As described in [1], we exploited HyperRGBD to obtain two new RGB-D datasets used in our experiments besides the main existing ones:

  • HyperRGBD merges all the images of the four datasets. Accordingly, the dataset includes 152,576 images from 1072 different objects when deployed in instance recognition experiments, whereas 84,176 images are divided into 98 categories to pursue category recognition (BigBIRD does not contribute to the data used for category recognition as its objects are not partitioned into categories).
  • HyperRGBD - Balanced addresses the wide differences in size between existing datasets by balancing them upon aggregation. More precisely, for instance recognition scenario, we identify the dataset with the fewest instances (BigBIRD comprising 114 instances) and level down the others by randomly selecting 114 instances per dataset. In the case of category recognition, instead, for each of the 98 categories of the aggregated dataset, we search for the dataset providing the smallest amount of instances and, accordingly, populate the category by randomly selecting that amount of instances from each dataset. The resulting dataset comprises about 70,000 images when applied to instance recognition and 90,000 images in the case of category recognition task.
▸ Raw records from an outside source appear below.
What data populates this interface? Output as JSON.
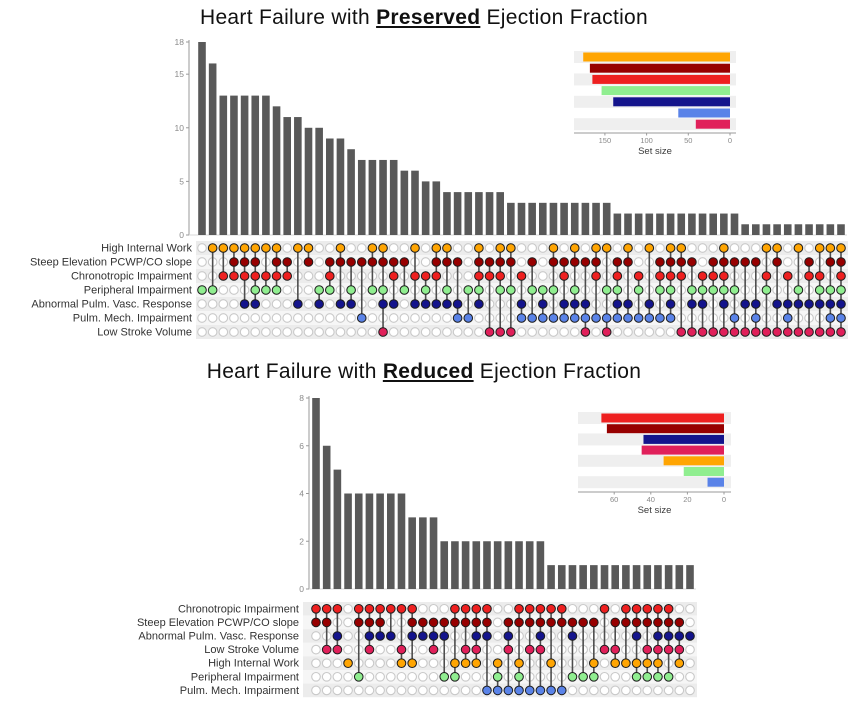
{
  "page": {
    "background": "#ffffff"
  },
  "chart_data": [
    {
      "type": "upset",
      "chart": "bar-matrix (UpSet plot)",
      "title_parts": {
        "prefix": "Heart Failure with ",
        "emphasis": "Preserved",
        "suffix": " Ejection Fraction"
      },
      "bar_color": "#595959",
      "empty_dot_color": "#ffffff",
      "empty_dot_stroke": "#c9c9c9",
      "stripe_color": "#ececec",
      "y_axis": {
        "ticks": [
          0,
          5,
          10,
          15,
          18
        ],
        "max": 18,
        "label": ""
      },
      "sets": [
        {
          "name": "High Internal Work",
          "color": "#FFA502",
          "size": 176
        },
        {
          "name": "Steep Elevation PCWP/CO slope",
          "color": "#970000",
          "size": 168
        },
        {
          "name": "Chronotropic Impairment",
          "color": "#EE2020",
          "size": 165
        },
        {
          "name": "Peripheral Impairment",
          "color": "#90EE90",
          "size": 154
        },
        {
          "name": "Abnormal Pulm. Vasc. Response",
          "color": "#14148C",
          "size": 140
        },
        {
          "name": "Pulm. Mech. Impairment",
          "color": "#5A83E8",
          "size": 62
        },
        {
          "name": "Low Stroke Volume",
          "color": "#E0205A",
          "size": 41
        }
      ],
      "set_size_axis": {
        "ticks": [
          150,
          100,
          50,
          0
        ],
        "label": "Set size"
      },
      "intersections": [
        {
          "v": 18,
          "m": [
            3
          ]
        },
        {
          "v": 16,
          "m": [
            0,
            3
          ]
        },
        {
          "v": 13,
          "m": [
            0,
            2
          ]
        },
        {
          "v": 13,
          "m": [
            0,
            1,
            2
          ]
        },
        {
          "v": 13,
          "m": [
            0,
            1,
            2,
            4
          ]
        },
        {
          "v": 13,
          "m": [
            0,
            1,
            2,
            3,
            4
          ]
        },
        {
          "v": 13,
          "m": [
            0,
            2,
            3
          ]
        },
        {
          "v": 12,
          "m": [
            0,
            1,
            2,
            3
          ]
        },
        {
          "v": 11,
          "m": [
            1,
            2
          ]
        },
        {
          "v": 11,
          "m": [
            0,
            4
          ]
        },
        {
          "v": 10,
          "m": [
            0,
            1
          ]
        },
        {
          "v": 10,
          "m": [
            3,
            4
          ]
        },
        {
          "v": 9,
          "m": [
            1,
            2,
            3
          ]
        },
        {
          "v": 9,
          "m": [
            0,
            1,
            4
          ]
        },
        {
          "v": 8,
          "m": [
            1,
            3,
            4
          ]
        },
        {
          "v": 7,
          "m": [
            1,
            5
          ]
        },
        {
          "v": 7,
          "m": [
            0,
            1,
            3
          ]
        },
        {
          "v": 7,
          "m": [
            0,
            1,
            3,
            4,
            6
          ]
        },
        {
          "v": 7,
          "m": [
            1,
            2,
            4
          ]
        },
        {
          "v": 6,
          "m": [
            1,
            3
          ]
        },
        {
          "v": 6,
          "m": [
            0,
            2,
            4
          ]
        },
        {
          "v": 5,
          "m": [
            2,
            3,
            4
          ]
        },
        {
          "v": 5,
          "m": [
            0,
            1,
            2,
            4
          ]
        },
        {
          "v": 4,
          "m": [
            0,
            1,
            3,
            4
          ]
        },
        {
          "v": 4,
          "m": [
            1,
            4,
            5
          ]
        },
        {
          "v": 4,
          "m": [
            3,
            5
          ]
        },
        {
          "v": 4,
          "m": [
            0,
            1,
            2,
            3,
            4
          ]
        },
        {
          "v": 4,
          "m": [
            1,
            2,
            6
          ]
        },
        {
          "v": 4,
          "m": [
            0,
            1,
            2,
            3,
            6
          ]
        },
        {
          "v": 3,
          "m": [
            0,
            1,
            3,
            6
          ]
        },
        {
          "v": 3,
          "m": [
            2,
            4,
            5
          ]
        },
        {
          "v": 3,
          "m": [
            1,
            3,
            5
          ]
        },
        {
          "v": 3,
          "m": [
            3,
            4,
            5
          ]
        },
        {
          "v": 3,
          "m": [
            0,
            1,
            3,
            5
          ]
        },
        {
          "v": 3,
          "m": [
            1,
            2,
            4,
            5
          ]
        },
        {
          "v": 3,
          "m": [
            0,
            1,
            3,
            4,
            5
          ]
        },
        {
          "v": 3,
          "m": [
            1,
            4,
            5,
            6
          ]
        },
        {
          "v": 3,
          "m": [
            0,
            1,
            2,
            5
          ]
        },
        {
          "v": 3,
          "m": [
            0,
            3,
            5,
            6
          ]
        },
        {
          "v": 2,
          "m": [
            1,
            2,
            3,
            4,
            5
          ]
        },
        {
          "v": 2,
          "m": [
            0,
            1,
            4,
            5
          ]
        },
        {
          "v": 2,
          "m": [
            2,
            3,
            5
          ]
        },
        {
          "v": 2,
          "m": [
            0,
            4,
            5
          ]
        },
        {
          "v": 2,
          "m": [
            1,
            2,
            3,
            5
          ]
        },
        {
          "v": 2,
          "m": [
            0,
            1,
            2,
            3,
            4,
            5
          ]
        },
        {
          "v": 2,
          "m": [
            0,
            1,
            2,
            6
          ]
        },
        {
          "v": 2,
          "m": [
            1,
            3,
            4,
            6
          ]
        },
        {
          "v": 2,
          "m": [
            2,
            3,
            4,
            6
          ]
        },
        {
          "v": 2,
          "m": [
            1,
            2,
            3,
            6
          ]
        },
        {
          "v": 2,
          "m": [
            0,
            1,
            2,
            3,
            4,
            6
          ]
        },
        {
          "v": 2,
          "m": [
            1,
            3,
            5,
            6
          ]
        },
        {
          "v": 1,
          "m": [
            1,
            4,
            6
          ]
        },
        {
          "v": 1,
          "m": [
            1,
            4,
            5,
            6
          ]
        },
        {
          "v": 1,
          "m": [
            0,
            2,
            3,
            6
          ]
        },
        {
          "v": 1,
          "m": [
            0,
            1,
            4,
            6
          ]
        },
        {
          "v": 1,
          "m": [
            2,
            4,
            5,
            6
          ]
        },
        {
          "v": 1,
          "m": [
            0,
            3,
            4,
            6
          ]
        },
        {
          "v": 1,
          "m": [
            1,
            2,
            4,
            6
          ]
        },
        {
          "v": 1,
          "m": [
            0,
            2,
            3,
            4,
            6
          ]
        },
        {
          "v": 1,
          "m": [
            0,
            1,
            3,
            4,
            5,
            6
          ]
        },
        {
          "v": 1,
          "m": [
            0,
            1,
            2,
            3,
            4,
            5,
            6
          ]
        }
      ]
    },
    {
      "type": "upset",
      "chart": "bar-matrix (UpSet plot)",
      "title_parts": {
        "prefix": "Heart Failure with ",
        "emphasis": "Reduced",
        "suffix": " Ejection Fraction"
      },
      "bar_color": "#595959",
      "empty_dot_color": "#ffffff",
      "empty_dot_stroke": "#c9c9c9",
      "stripe_color": "#ececec",
      "y_axis": {
        "ticks": [
          0,
          2,
          4,
          6,
          8
        ],
        "max": 8,
        "label": ""
      },
      "sets": [
        {
          "name": "Chronotropic Impairment",
          "color": "#EE2020",
          "size": 67
        },
        {
          "name": "Steep Elevation PCWP/CO slope",
          "color": "#970000",
          "size": 64
        },
        {
          "name": "Abnormal Pulm. Vasc. Response",
          "color": "#14148C",
          "size": 44
        },
        {
          "name": "Low Stroke Volume",
          "color": "#E0205A",
          "size": 45
        },
        {
          "name": "High Internal Work",
          "color": "#FFA502",
          "size": 33
        },
        {
          "name": "Peripheral Impairment",
          "color": "#90EE90",
          "size": 22
        },
        {
          "name": "Pulm. Mech. Impairment",
          "color": "#5A83E8",
          "size": 9
        }
      ],
      "set_size_axis": {
        "ticks": [
          60,
          40,
          20,
          0
        ],
        "label": "Set size"
      },
      "intersections": [
        {
          "v": 8,
          "m": [
            0,
            1
          ]
        },
        {
          "v": 6,
          "m": [
            0,
            1,
            3
          ]
        },
        {
          "v": 5,
          "m": [
            0,
            2,
            3
          ]
        },
        {
          "v": 4,
          "m": [
            4
          ]
        },
        {
          "v": 4,
          "m": [
            0,
            1,
            5
          ]
        },
        {
          "v": 4,
          "m": [
            0,
            1,
            2,
            3
          ]
        },
        {
          "v": 4,
          "m": [
            0,
            1,
            2
          ]
        },
        {
          "v": 4,
          "m": [
            0,
            2
          ]
        },
        {
          "v": 4,
          "m": [
            0,
            3,
            4
          ]
        },
        {
          "v": 3,
          "m": [
            0,
            1,
            2,
            4
          ]
        },
        {
          "v": 3,
          "m": [
            1,
            2
          ]
        },
        {
          "v": 3,
          "m": [
            1,
            2,
            3
          ]
        },
        {
          "v": 2,
          "m": [
            1,
            2,
            5
          ]
        },
        {
          "v": 2,
          "m": [
            0,
            1,
            4,
            5
          ]
        },
        {
          "v": 2,
          "m": [
            0,
            1,
            3,
            4
          ]
        },
        {
          "v": 2,
          "m": [
            0,
            1,
            2,
            3,
            4
          ]
        },
        {
          "v": 2,
          "m": [
            0,
            1,
            2,
            6
          ]
        },
        {
          "v": 2,
          "m": [
            4,
            5,
            6
          ]
        },
        {
          "v": 2,
          "m": [
            1,
            2,
            3,
            6
          ]
        },
        {
          "v": 2,
          "m": [
            0,
            1,
            4,
            5,
            6
          ]
        },
        {
          "v": 2,
          "m": [
            0,
            1,
            3,
            6
          ]
        },
        {
          "v": 2,
          "m": [
            0,
            1,
            2,
            3,
            6
          ]
        },
        {
          "v": 1,
          "m": [
            0,
            1,
            4,
            6
          ]
        },
        {
          "v": 1,
          "m": [
            0,
            1,
            6
          ]
        },
        {
          "v": 1,
          "m": [
            1,
            2,
            5
          ]
        },
        {
          "v": 1,
          "m": [
            1,
            5
          ]
        },
        {
          "v": 1,
          "m": [
            1,
            4,
            5
          ]
        },
        {
          "v": 1,
          "m": [
            0,
            3
          ]
        },
        {
          "v": 1,
          "m": [
            1,
            3,
            4
          ]
        },
        {
          "v": 1,
          "m": [
            0,
            1,
            4
          ]
        },
        {
          "v": 1,
          "m": [
            0,
            1,
            2,
            4,
            5
          ]
        },
        {
          "v": 1,
          "m": [
            0,
            1,
            3,
            4,
            5
          ]
        },
        {
          "v": 1,
          "m": [
            0,
            1,
            2,
            3,
            4,
            5
          ]
        },
        {
          "v": 1,
          "m": [
            0,
            1,
            2,
            3,
            5
          ]
        },
        {
          "v": 1,
          "m": [
            1,
            2,
            3,
            4
          ]
        },
        {
          "v": 1,
          "m": [
            2
          ]
        }
      ]
    }
  ]
}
Once the datasets are gathered, the training and test set are split following the procedure adopted for CIN 2D+3D and MV-RED as explained in [1].

How it works

The integration of an existing dataset into the framework is easily accomplished by instantiating a software component featuring a standard interface, referred to as IDataset. This requires the implementation of a few functions:

  • ReadImage loads from disk an image in the required format (e.g. RGB, depth map, 3D point cloud, mask image etc.).
  • GetTrainingSet returns the training set as a list of images, each one denoted by the associated filename and label.
  • GetTestSet returns the test set as a list of images, each one denoted by the associated filename and label.
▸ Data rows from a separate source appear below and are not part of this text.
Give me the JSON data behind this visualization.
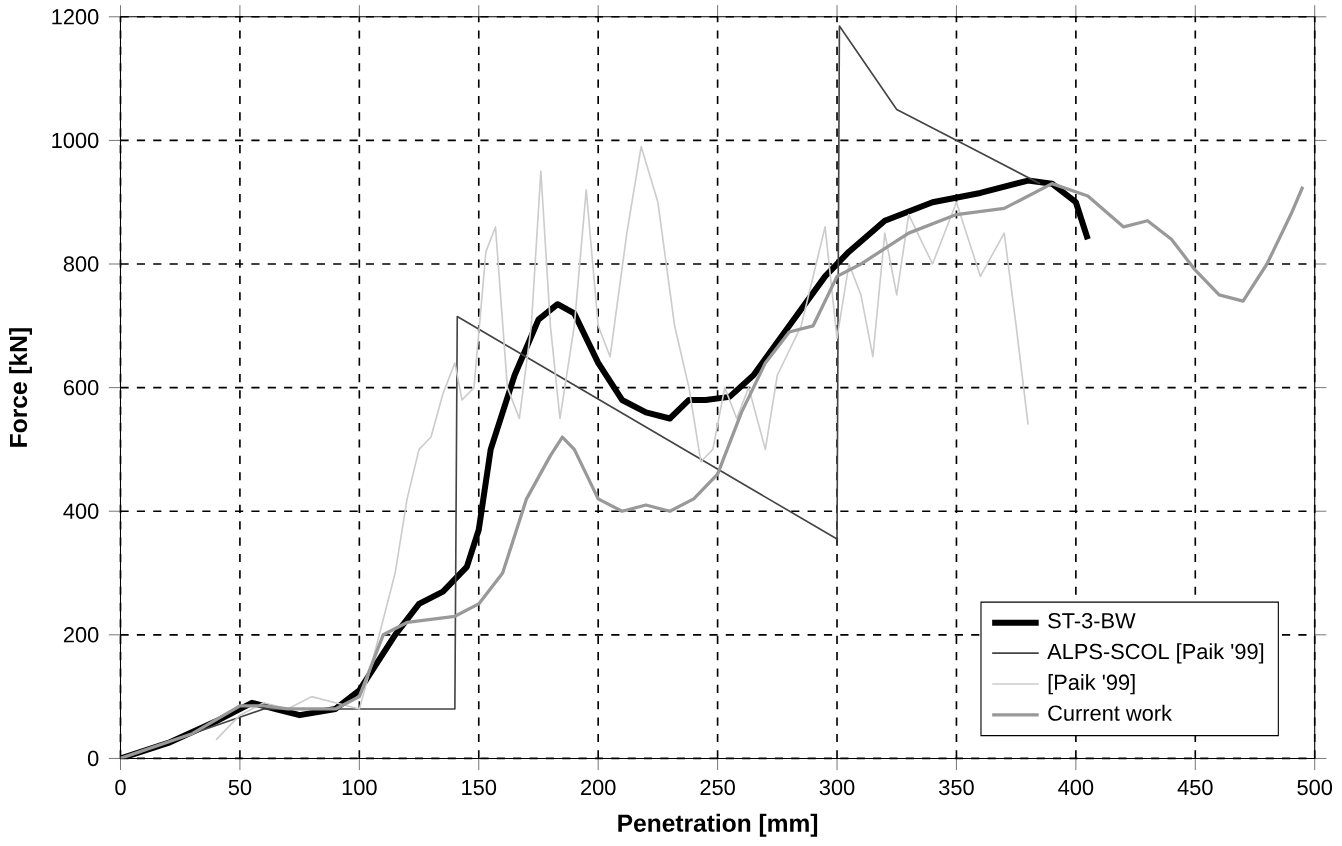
{
  "chart_data": {
    "type": "line",
    "xlabel": "Penetration [mm]",
    "ylabel": "Force [kN]",
    "xlim": [
      0,
      500
    ],
    "xticks": [
      0,
      50,
      100,
      150,
      200,
      250,
      300,
      350,
      400,
      450,
      500
    ],
    "ylim": [
      0,
      1200
    ],
    "yticks": [
      0,
      200,
      400,
      600,
      800,
      1000,
      1200
    ],
    "grid": true,
    "legend": "bottom right",
    "line_style": "solid",
    "marker": "none",
    "series": [
      {
        "name": "ST-3-BW",
        "color": "#000000",
        "x": [
          0,
          20,
          40,
          55,
          65,
          75,
          90,
          100,
          115,
          125,
          135,
          145,
          150,
          155,
          165,
          175,
          183,
          190,
          200,
          210,
          220,
          230,
          238,
          245,
          255,
          265,
          280,
          295,
          305,
          320,
          340,
          360,
          380,
          390,
          400,
          405
        ],
        "values": [
          0,
          25,
          60,
          90,
          80,
          70,
          80,
          110,
          200,
          250,
          270,
          310,
          370,
          500,
          620,
          710,
          735,
          720,
          640,
          580,
          560,
          550,
          580,
          580,
          585,
          620,
          700,
          780,
          820,
          870,
          900,
          915,
          935,
          930,
          900,
          840
        ]
      },
      {
        "name": "ALPS-SCOL [Paik '99]",
        "color": "#444444",
        "x": [
          0,
          60,
          140,
          141,
          300,
          301,
          325,
          355,
          385
        ],
        "values": [
          0,
          80,
          80,
          715,
          355,
          1185,
          1050,
          990,
          930
        ]
      },
      {
        "name": "[Paik '99]",
        "color": "#cccccc",
        "x": [
          40,
          50,
          60,
          70,
          80,
          90,
          100,
          105,
          115,
          120,
          125,
          130,
          135,
          140,
          143,
          148,
          153,
          157,
          162,
          167,
          172,
          176,
          180,
          184,
          190,
          195,
          200,
          205,
          212,
          218,
          225,
          232,
          238,
          243,
          248,
          253,
          258,
          263,
          270,
          275,
          285,
          295,
          300,
          305,
          310,
          315,
          320,
          325,
          330,
          340,
          350,
          360,
          370,
          375,
          380
        ],
        "values": [
          30,
          70,
          90,
          80,
          100,
          90,
          80,
          150,
          300,
          420,
          500,
          520,
          590,
          640,
          580,
          600,
          820,
          860,
          600,
          550,
          700,
          950,
          700,
          550,
          700,
          920,
          700,
          650,
          850,
          990,
          900,
          700,
          600,
          480,
          500,
          600,
          550,
          600,
          500,
          620,
          700,
          860,
          680,
          800,
          750,
          650,
          850,
          750,
          880,
          800,
          900,
          780,
          850,
          700,
          540
        ]
      },
      {
        "name": "Current work",
        "color": "#999999",
        "x": [
          0,
          30,
          50,
          60,
          70,
          90,
          100,
          110,
          120,
          130,
          140,
          150,
          160,
          170,
          180,
          185,
          190,
          200,
          210,
          220,
          230,
          240,
          250,
          260,
          270,
          280,
          290,
          300,
          310,
          330,
          350,
          370,
          390,
          405,
          420,
          430,
          440,
          450,
          460,
          470,
          480,
          490,
          495
        ],
        "values": [
          0,
          40,
          85,
          85,
          80,
          80,
          100,
          200,
          220,
          225,
          230,
          250,
          300,
          420,
          490,
          520,
          500,
          420,
          400,
          410,
          400,
          420,
          460,
          560,
          640,
          690,
          700,
          780,
          800,
          850,
          880,
          890,
          930,
          910,
          860,
          870,
          840,
          790,
          750,
          740,
          800,
          880,
          925
        ]
      }
    ]
  }
}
The aggregation of datasets into new ones is enabled by the HyperDataset component, that, in turn, implements the interface IDataset so to handle any newly created dataset as seamlessly as any other already integrated one. As every dataset partitions its images in different categories, merging different datasets requires to establish a mapping between the categories of the existing datasets and those of the aggregated one. As an example, categories "coffee_mug", "Cup" and "cup" of the Washington, CIN 2D+3D and MV-RED datasets could be mapped into  category "cups" of the aggregated dataset. To define and realize such mappings, HyperRGBD defines a convenient standard methodology together with the associated software tools. Once the required mappings are established for the existing datasets through the mapCatAssociations map, HyperDataset will automatically perform the aggregation of the datasets listed in vector<IDataset>. Finally, through suitable components, the user can arbitrarily and easily define different criteria for splitting the resulting dataset in training and test set. 


The source code can be downloaded from here. The framework requires the OpenCV library for handling images. Moreover, depth maps and calibration data of BigBIRD dataset are stored in HDF5 format.
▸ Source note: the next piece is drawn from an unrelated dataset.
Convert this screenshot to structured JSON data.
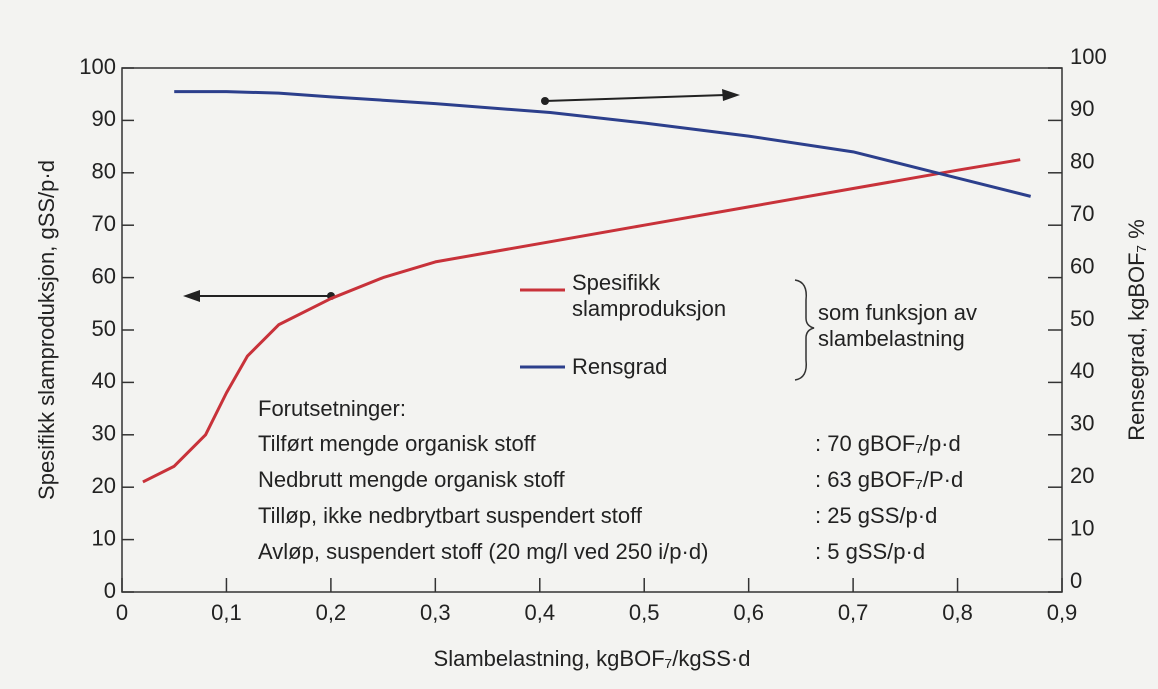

[1] A. Petrelli, L. Di Stefano, "Learning to Weight Color And Depth for RGB-D Image Search" Submitted at International Conference on Image Analysis and Processing (2017).

[2] K. Lai, L. Bo, X. Ren, D. Fox, "A large-scale hierarchical multi-view rgb-d object dataset" International Conference on Robotics and Automation 1817–1824 (2011).

[3] B. Browatzki, J. Fischer, "Going into depth: Evaluating 2D and 3D cues for object classification on a new, large-scale object dataset" International Conference on Computer Vision Workshops (2011).

[4] A. Singh, J. Sha, K.S. Narayan, T. Achim, P. Abbeel, "BigBIRD: A large-scale 3D database of object instances" International Conference on Robotics and Automation 509–516 (2014).

[5] A. Liu, Z. Wang, W. Nie, Y. Su, "Graph-based characteristic view set extraction and matching for 3D model retrieval" Information Sciences 320, 429–442 (2015).